Classes start in about three weeks at UNC Greensboro, where I’m heading into my ninth year of teaching arts management. Over the next week, I’m sharing five ideas on my mind as we start the school year—starting with a big one that transformed how I teach: backward design.
In 2019, after my second year of teaching full time, I attended a workshop from UNCG’s our teaching and learning center focused on online instruction. I figured I’d teach online someday, so why not get a jumpstart? (Little did I know that I would be using that knowledge in full force just the next year!) What I didn’t expect was to leave with a whole new mindset about course design.
The workshop centered on backward design, a method formalized by Grant Wiggins and Jay McTighe in their 1998 book Understanding by Design. The concept is simple, but powerful:
#1: Get clear about what you want students to do by the end of a class, unit, or course.
#2: Design assessments that measure whether they can actually do it.
#3: Build your lessons to teach them how to get there.
This flipped the script for me. I used to plan around topics—“this week we’ll cover marketing” or “this class is about fundraising strategy.” Now I start with outcomes: What will students walk away able to apply, build, create, or analyze? From there, everything gets clearer—for me and for them.
Clarity Builds Confidence
Backward design forces instructors to make their goals explicit. No more vague ambitions or mysterious grading criteria. I’ve found that when students know exactly what they’re expected to learn—and how they’ll be evaluated—they relax. Their mental energy shifts from anxious guesswork to focused engagement. And when they’re confident, they often exceed expectations, following curiosity beyond what’s required.
Some colleagues worry that this kind of clarity stifles creativity. In my experience, it does the opposite. When students feel secure about the expectations, the intrinsically motivated ones go further. They experiment. They take risks. And the ones who need more structure? They thrive too, because they know what success looks like.
It’s Also Just More Fair
Clear learning goals make assignments fairer. Students know what counts, and they can hold me accountable if I veer off-course in grading. That transparency builds trust. It also honors students as adults—people with ambitions, competing demands, and a right to understand the value of their time.
Too often, teaching defaults into a paternalistic “I know what you need to learn” dynamic. Backward design helps me resist that. Instead, I see myself as a mentor-coach, not a gatekeeper. The classroom is for the students, not for me to hold court on whatever interests me that day.

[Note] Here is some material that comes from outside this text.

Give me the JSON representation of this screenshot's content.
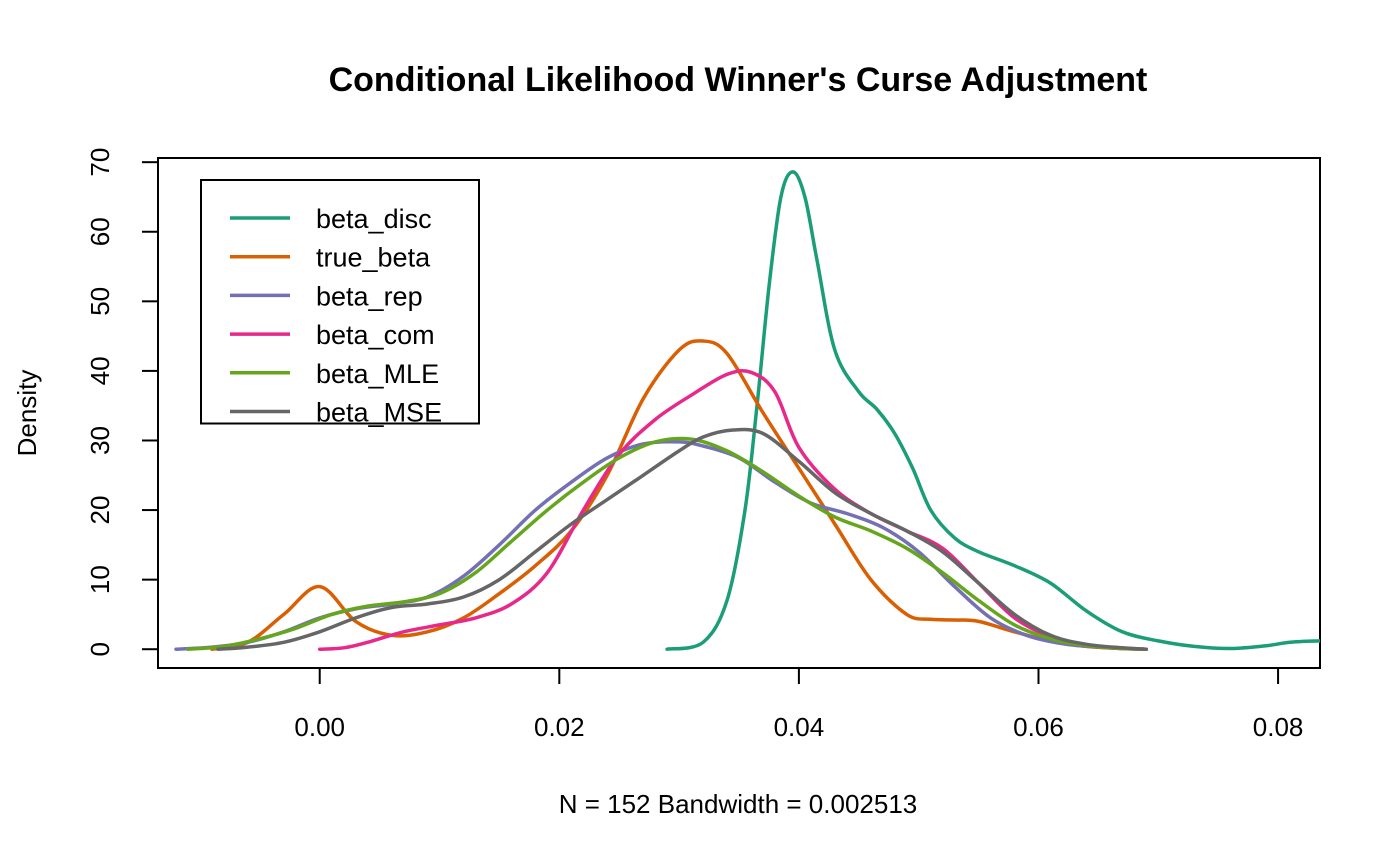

A Practice for Any Modality
In the workshop, backward design was pitched as essential for online learning—where you can’t rely on in-the-moment feedback to gauge comprehension. But I’ve found it just as powerful in person. Students are more invested when they know why we’re doing what we’re doing, and how it connects to their goals.
A Creative Challenge
Here’s what might surprise you: I find backward design fun. It’s creatively satisfying to start with “my students really need to learn this,” then reverse-engineer a path from that insight to a meaningful activity or assignment. It’s a challenge I enjoy—one that’s made my teaching better and more intentional.